Dubsky encourages his workers—there is a farm hand and three nursing assistants besides Kitilla—to simply spend time with the residents, talking and getting to know them. He said he also takes them to the pig races at the nearby Bear Creek Saloon, and sometimes he’ll spend the day fishing with them at the Cooney Reservoir.
“I love it,” Kitilla said. “I love it every day. We do it with love, with all the strength we have.”
Dubsky and Kitilla met years ago at the Miles City Bucking Horse Sale. Kitilla, originally from Tanzania, was living in Palm Springs, Calif., and was visiting friends in Columbus, who took her to the sale. Dubsky was there with friends, too, and he and Kitilla clicked as soon as they met.

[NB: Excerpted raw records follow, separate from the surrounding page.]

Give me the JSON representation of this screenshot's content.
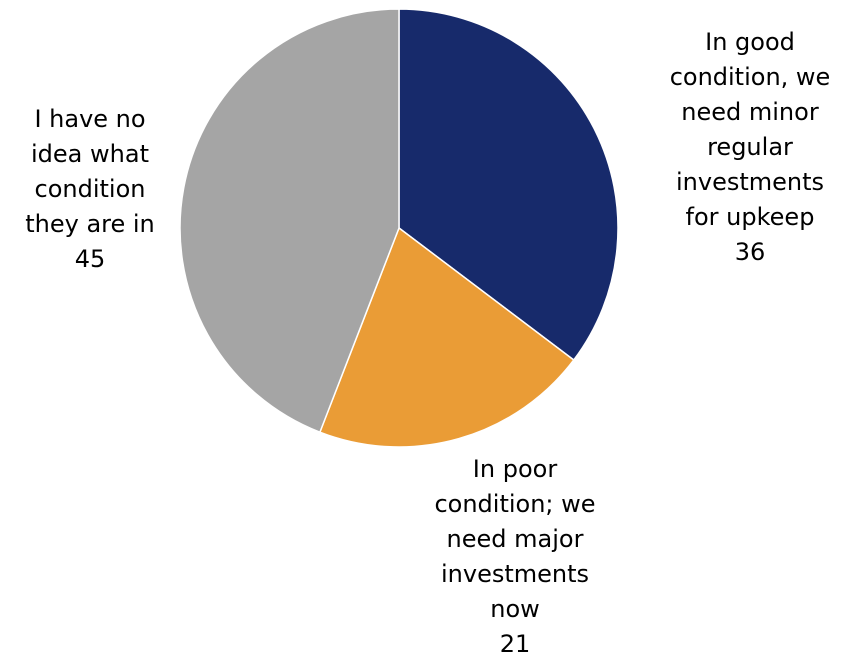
{
  "chart_data": {
    "type": "pie",
    "title": "",
    "slices": [
      {
        "label": "In good condition, we need minor regular investments for upkeep",
        "value": 36,
        "color": "#172a6b"
      },
      {
        "label": "In poor condition; we need major investments now",
        "value": 21,
        "color": "#ea9c36"
      },
      {
        "label": "I have no idea what condition they are in",
        "value": 45,
        "color": "#a5a5a5"
      }
    ],
    "start_angle": "12 o'clock",
    "direction": "clockwise",
    "legend": "none",
    "slice_borders": "#ffffff"
  },
  "labels": [
    {
      "lines": [
        "In good",
        "condition, we",
        "need minor",
        "regular",
        "investments",
        "for upkeep"
      ],
      "value": "36"
    },
    {
      "lines": [
        "In poor",
        "condition; we",
        "need major",
        "investments",
        "now"
      ],
      "value": "21"
    },
    {
      "lines": [
        "I have no",
        "idea what",
        "condition",
        "they are in"
      ],
      "value": "45"
    }
  ]
}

Each of them had a son from a previous relationship and they now live with the boys, 7 and 8, in an apartment at Heartland. Dubsky and Kitilla finally got engaged a few weeks ago and are hoping to get married this fall. They are also thinking of building a cabin on some land they own nearby, just to be able to get away sometimes.
“We’ve been going at it seven days a week since this place opened,” Dubsky said.
He has been approached by people interested in buying Heartland, or in helping him expand. Dubsky said he could imagine opening one more, smaller facility on some land he owns in Columbus, but for now he thinks Heartland is a good size.
“I don’t want to hurt what Heartland is now,” he said. “If we can help 10 people at a time, that’s good.”
It’s also good for him.
“To be honest, it’s a lot harder work than contracting,” he said. “But it’s a lot more rewarding.”